ただ肩書「大学中退」にはその先、多くが大きな困難に直面するでしょう。
まず中退前に就職や進学などといった進路が決まっていない場合を除き、中退後は履歴書上、何もしていない“空白”の期間ができてしまいます。いわゆる「ニート」と呼ばれる生活というわけです。
この空白期間が長ければ長いほど、就職には不利になりますし、社会復帰が億劫になり、大学中退を機に引きこもりに……そんなパターンも多いようです。
就職しようとしても、求人をみると「大卒以上」というケースが多いことから、苦戦を強いられるのは明らか。条件に合わずに応募すらできない、というケースは想像以上に多いのです。
また気を付けなければいけないのが、奨学金の返済です。奨学金制度を利用している場合、中退時に所定の手続きをして奨学金の振り込みが止まるようにしなければなりません。
また返済は大学中退と共にスタートします。経済的に厳しくて大学を中退したが、中退後は奨学金の返済でさらに厳しい……そんなケースもみられます。すぐの返済が厳しい場合は、返済猶予などができないか、事前に調べておくことが重要です。
大学中退で最も悔やむ声が多いのが、給与のことでしょう。いまの日本では、学歴による給与格差が鮮明となっています。

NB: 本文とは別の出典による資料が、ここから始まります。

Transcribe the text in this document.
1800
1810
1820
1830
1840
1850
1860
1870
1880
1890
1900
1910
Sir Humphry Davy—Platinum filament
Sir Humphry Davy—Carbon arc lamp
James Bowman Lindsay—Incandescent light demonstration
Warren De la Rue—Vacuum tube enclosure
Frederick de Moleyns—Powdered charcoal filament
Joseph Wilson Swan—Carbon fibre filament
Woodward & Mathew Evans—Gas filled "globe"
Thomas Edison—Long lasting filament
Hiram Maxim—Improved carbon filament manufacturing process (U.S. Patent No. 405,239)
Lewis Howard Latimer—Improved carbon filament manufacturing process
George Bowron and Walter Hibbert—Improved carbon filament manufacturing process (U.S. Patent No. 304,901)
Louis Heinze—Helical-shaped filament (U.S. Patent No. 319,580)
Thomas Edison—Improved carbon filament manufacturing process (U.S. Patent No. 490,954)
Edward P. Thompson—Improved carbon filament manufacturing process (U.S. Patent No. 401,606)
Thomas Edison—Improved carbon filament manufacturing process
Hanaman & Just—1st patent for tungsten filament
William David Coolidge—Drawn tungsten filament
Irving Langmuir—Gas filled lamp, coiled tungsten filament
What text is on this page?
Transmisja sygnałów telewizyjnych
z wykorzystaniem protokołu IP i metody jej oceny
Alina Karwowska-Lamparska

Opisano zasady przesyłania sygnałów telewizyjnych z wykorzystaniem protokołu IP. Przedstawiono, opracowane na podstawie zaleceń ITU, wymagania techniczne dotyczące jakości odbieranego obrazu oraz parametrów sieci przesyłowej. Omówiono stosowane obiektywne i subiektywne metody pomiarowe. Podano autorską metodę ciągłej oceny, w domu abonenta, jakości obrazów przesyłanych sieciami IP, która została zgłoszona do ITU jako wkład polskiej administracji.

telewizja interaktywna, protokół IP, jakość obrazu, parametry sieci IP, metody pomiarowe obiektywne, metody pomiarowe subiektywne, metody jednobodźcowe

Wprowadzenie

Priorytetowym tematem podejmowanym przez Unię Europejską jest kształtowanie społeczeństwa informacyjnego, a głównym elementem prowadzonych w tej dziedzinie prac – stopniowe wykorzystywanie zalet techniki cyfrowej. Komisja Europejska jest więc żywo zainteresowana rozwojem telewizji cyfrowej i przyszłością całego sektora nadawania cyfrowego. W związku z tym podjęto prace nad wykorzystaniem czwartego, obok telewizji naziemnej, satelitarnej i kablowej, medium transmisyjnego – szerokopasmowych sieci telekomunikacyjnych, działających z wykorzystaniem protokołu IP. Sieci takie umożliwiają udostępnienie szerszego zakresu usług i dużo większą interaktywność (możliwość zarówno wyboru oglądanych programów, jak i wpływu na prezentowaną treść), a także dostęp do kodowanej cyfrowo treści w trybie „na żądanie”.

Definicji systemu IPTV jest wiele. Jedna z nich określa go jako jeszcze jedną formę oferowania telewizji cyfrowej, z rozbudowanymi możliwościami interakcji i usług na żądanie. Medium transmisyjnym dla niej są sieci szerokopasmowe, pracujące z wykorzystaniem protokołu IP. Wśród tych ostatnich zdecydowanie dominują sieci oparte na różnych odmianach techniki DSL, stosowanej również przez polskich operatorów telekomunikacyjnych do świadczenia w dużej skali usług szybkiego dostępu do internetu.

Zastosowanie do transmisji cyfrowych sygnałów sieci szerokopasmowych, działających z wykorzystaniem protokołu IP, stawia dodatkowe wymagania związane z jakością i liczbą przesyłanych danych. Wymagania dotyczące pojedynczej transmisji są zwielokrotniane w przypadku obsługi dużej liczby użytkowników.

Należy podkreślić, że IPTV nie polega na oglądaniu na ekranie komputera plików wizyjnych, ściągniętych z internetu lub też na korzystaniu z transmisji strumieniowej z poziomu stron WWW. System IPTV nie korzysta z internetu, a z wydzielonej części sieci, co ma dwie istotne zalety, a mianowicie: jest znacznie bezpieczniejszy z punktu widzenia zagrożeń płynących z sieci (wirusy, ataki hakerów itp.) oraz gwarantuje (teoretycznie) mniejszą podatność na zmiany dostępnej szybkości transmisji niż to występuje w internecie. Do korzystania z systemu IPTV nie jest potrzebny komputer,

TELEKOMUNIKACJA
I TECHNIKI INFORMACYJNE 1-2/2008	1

高卒の基本給は平均27万0,400円、手取りにすると約21万円。推定年収は425万6,100円(平均年齢45.2歳)です。一方大卒の基本給は平均36万2,900円、手取りにすると約28万円。推定年収は585万6,600円(平均年齢40.9歳)です。平均値で年収差は160万円ほどになります(厚生労働省『令和2年賃金構造基本統計調査』)。
さらに生涯年収を比べてみましょう。仮に20歳で大学を辞めて働きだし、65歳になるまで現役を続けたとしましょう。その場合の生涯賃金は1億8,858万7,500円。それに対して、ストレートで大学4年を修了し、同じく65歳になるまで現役を続けたとなると、生涯賃金は2億5,785万3,900円。その差は7,000万円ほど。東京でマイホームが持てるか持てないかほどの差がつくわけです。
これは、あくまで数値上の話。実際にこれ以上になるか、それ以下になるかは確実ではありません。ただ「なんとなく、大学に行く気になれないからやめる」と考えているなら、「大卒」と「高卒」では大きな格差が生じている事実を知ってから、冷静な判断をしてほしいものです。